I HATE MY NORTH FACE: AN ODE TO SPRING

By Led Black

NorthfaceI have a love-hate relationship with my North Face. Let me explain: I don’t have one of those thin, lightweight – walk in the park on a slightly brisk morning North Faces. No, I have a climb up Mt. Kilimanjaro (pre-global warming) North Face, the type of North Face that you can wear outside on a frigid day with a soaking wet wife-beater underneath and not feel a thing.  I wait until all hope is lost and the real cold weather has set in to pull it out of the closet.  It is a weapon of last resort. Speaking of pulling it out the closet, it literally takes up my entire closet.

It must take a whole school of geese or whatever you call a bunch of geese to supply the feathers to fill my coat. I’m serious, a good dozen v-formations of geese is necessary just to pad this monstrosity. It is heavy, cumbersome and completely impervious to the elements, I think it might even be bulletproof.  Once I was driving with it on and it took me about 5 minutes of hard fought struggle to remove it as I drove, I almost crashed.  If I had crashed, I’m sure I would have survived unscathed because my North Face is way better than any airbag.  Another thing about my North Face is that it has mad pockets; it has pockets inside of pockets under pockets.  On one occasion in Washington Heights a cop harassed me because I “fit the description.” He proceeded to illegally frisk me; dude got tired from fruitlessly searching through the countless pockets on my North Face. Needless to say he didn’t find the twenty sac of high-grade marijuana I had stashed, to be completely honest, neither did I.  I still haven’t, it ended up in North Face pocket limbo. 

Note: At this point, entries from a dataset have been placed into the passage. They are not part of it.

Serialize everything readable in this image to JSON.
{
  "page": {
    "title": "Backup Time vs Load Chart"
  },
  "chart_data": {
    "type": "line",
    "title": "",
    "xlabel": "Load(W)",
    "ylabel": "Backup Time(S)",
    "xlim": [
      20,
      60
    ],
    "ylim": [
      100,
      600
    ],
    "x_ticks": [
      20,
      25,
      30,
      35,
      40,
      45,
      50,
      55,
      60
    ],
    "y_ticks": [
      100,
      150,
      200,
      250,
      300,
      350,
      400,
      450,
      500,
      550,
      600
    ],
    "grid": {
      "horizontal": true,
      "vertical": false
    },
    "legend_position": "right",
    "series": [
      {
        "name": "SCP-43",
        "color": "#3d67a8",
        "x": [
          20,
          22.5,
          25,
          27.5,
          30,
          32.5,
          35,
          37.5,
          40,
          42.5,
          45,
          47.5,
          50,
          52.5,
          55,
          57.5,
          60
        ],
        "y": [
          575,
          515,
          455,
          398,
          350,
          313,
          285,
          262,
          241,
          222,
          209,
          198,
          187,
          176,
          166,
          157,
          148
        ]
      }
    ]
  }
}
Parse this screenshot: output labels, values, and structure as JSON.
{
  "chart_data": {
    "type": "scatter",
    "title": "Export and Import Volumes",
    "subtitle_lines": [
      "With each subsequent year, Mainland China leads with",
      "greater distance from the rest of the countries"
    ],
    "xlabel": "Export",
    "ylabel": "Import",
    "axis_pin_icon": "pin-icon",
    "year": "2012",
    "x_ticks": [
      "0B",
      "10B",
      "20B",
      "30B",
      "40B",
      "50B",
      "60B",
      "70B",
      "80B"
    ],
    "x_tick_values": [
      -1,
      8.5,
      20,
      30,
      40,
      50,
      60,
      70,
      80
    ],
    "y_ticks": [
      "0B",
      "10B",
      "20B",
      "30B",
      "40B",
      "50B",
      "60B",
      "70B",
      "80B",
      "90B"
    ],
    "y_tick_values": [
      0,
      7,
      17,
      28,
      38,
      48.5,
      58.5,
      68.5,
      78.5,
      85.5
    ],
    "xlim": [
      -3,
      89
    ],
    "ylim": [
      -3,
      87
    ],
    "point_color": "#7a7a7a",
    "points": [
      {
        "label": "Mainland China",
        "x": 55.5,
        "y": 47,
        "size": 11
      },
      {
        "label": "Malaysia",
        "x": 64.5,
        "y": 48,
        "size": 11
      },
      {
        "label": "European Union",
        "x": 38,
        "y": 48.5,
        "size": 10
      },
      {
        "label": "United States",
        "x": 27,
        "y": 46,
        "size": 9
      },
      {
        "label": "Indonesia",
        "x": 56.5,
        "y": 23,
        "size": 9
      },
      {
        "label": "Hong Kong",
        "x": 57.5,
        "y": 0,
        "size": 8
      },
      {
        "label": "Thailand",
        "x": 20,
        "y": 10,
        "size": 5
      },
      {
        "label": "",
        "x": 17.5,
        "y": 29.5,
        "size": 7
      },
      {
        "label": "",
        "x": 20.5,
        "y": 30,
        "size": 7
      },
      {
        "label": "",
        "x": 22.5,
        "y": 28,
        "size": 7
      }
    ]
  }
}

It’s not that I really hate my North Face but I loathe what my North Face represents, bitterly cold weather.  I have lived in this country since I arrived from the Dominican Republic when I was 5 and I still have not completely adjusted to extremely low temperatures or as my father refers to it, “un frío de película.” I welcome spring every year by putting away the North Face until the next winter.  With climate change being what it is, winter might arrive by June.  But in any case, spring is almost here and life is good. Long live spring!!! 

Comments

  1. Reply
    Carolina

    I can totally relate to you on not liking the cold…I dont have a north face but I rather be out in the sun chilling w. some shorts and chancletas than a coat…been in USA since I was 11 and still not used to the frio. I love your Republica Updates…I read each and every one of them…thank you.

    Carolina~

  2. Reply

    I look forward to reading your articles…they’re f*^& hilarious!!!
    mil bendiciones

  3. Reply
    Led Black

    Carolina & Joselyn – Thanks for the positive feedback. We’re glad that you like and support what we do here at the Republica Update. It’s funny because this morning as I was clearing the f-ing snow off of my car, one of my father’s other phrases for the cold weather came to mind, “esta frio con conjones”. I guess I won’t be able to put away the North Face just yet.

  4. Reply
    A Savage Just Like You.

    Hey Led Black…once again, this was another headbanger…you really touched those of us true NYkers who all share similar experiences…you should really try to convert all your great interpersonal writings into a tangible piece of literary art. Don’t the rest of you agree with me, Lets help Led out make him publish a cool book. Thanks again for entertaining my mind.